Electro Rent has zigged and zagged since its founding 38 years ago by a scientist who began charging his friends for the use of an oscilloscope. It was acquired in 1973 by Telecor, a now-defunct Panasonic appliance distributor, and spun off seven years later.

To offset the testing business slowdown, the company got into computer leasing in 1989 and expanded it through a series of acquisitions, including the pickup of GE’s business. Then came the move into telecom.

Those adjustments worked for a while. But falling PC prices and the collapse of the telecom bubble had their effects.

Now it’s back to the traditional business of renting out items like logic and spectrum analyzers to defense and aerospace companies. Electro Rent is looking for a pick-up in demand for these items, which are used in the construction of radar systems and electronic circuits. These customers are launching divisions that will seek out business from the Department of Homeland Security, the new umbrella agency that includes the FBI, the Immigration and Naturalization Service, the Customs Service and Coast Guard.

To prepare for this, Electro Rent has stepped up its own purchases of test equipment.
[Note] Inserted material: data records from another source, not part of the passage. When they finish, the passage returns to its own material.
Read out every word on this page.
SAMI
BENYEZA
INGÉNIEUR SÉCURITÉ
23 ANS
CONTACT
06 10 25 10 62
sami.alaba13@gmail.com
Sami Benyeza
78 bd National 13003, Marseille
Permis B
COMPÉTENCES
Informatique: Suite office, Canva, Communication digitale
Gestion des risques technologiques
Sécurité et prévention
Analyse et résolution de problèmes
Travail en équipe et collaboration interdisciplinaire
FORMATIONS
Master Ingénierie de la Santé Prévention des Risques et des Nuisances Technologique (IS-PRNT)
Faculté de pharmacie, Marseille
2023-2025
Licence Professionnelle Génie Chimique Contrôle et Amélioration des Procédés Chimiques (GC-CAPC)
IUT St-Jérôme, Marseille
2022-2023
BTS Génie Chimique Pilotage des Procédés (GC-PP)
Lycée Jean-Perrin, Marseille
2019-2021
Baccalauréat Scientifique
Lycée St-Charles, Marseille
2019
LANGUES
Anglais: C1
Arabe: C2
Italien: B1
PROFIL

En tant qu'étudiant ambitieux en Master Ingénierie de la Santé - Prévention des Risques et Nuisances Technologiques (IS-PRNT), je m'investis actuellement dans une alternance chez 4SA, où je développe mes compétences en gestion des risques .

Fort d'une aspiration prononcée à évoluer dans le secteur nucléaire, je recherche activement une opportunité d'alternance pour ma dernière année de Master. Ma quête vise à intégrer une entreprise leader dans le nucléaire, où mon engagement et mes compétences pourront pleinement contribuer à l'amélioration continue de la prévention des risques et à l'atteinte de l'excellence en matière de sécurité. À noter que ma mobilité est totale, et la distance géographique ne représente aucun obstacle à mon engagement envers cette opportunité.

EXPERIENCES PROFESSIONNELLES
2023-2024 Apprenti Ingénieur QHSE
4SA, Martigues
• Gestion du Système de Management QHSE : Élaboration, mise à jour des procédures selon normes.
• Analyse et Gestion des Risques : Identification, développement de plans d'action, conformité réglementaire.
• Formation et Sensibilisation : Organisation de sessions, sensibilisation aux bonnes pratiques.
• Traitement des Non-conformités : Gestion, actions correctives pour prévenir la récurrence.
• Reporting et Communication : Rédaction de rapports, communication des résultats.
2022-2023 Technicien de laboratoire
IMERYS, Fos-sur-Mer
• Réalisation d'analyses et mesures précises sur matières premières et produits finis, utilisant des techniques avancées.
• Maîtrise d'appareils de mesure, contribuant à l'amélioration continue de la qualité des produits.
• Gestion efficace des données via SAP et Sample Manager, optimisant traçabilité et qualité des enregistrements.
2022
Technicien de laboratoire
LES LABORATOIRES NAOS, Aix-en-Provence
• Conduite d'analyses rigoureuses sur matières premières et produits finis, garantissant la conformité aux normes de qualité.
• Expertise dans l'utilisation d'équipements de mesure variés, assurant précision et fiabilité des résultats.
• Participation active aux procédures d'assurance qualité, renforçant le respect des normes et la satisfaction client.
A total of $21 million has been spent in the past two quarters, more than twice the amount spent in the comparable year-ago periods.

Nevertheless, Greenberg acknowledges that overall revenues won’t climb anytime soon. The company is still smarting from a restructuring that included the shutdown of a warehouse in Duluth, Ga., and the layoff of 27 employees. That, along with a $36 million write-down of the GE acquisition, resulted in a $15 million loss in last fiscal year.

The asset sales have helped eliminate debt, but they also added cash to the balance sheet that Electro Rent can’t use.

There remains $87 million in equipment on the balance sheet. Gene Fox III, a portfolio manager for Greenwich, Conn.-based money manager Cardinal Capital, which holds 553,000 shares, expects Electro Rent to sell off more equipment at a 50 percent premium to book value net of depreciation, adding more cash onto the balance sheet.

Greenberg expects to eventually make an acquisition once the economy improves. But right now, he’s standing pat.

“We looked at opportunities outside of our own industry, not renting earth movers or anything so obviously out of our depth, but other businesses similar to ours,” he said. “But the risks would have outstripped the rewards. We weren’t going to fritter away the money.”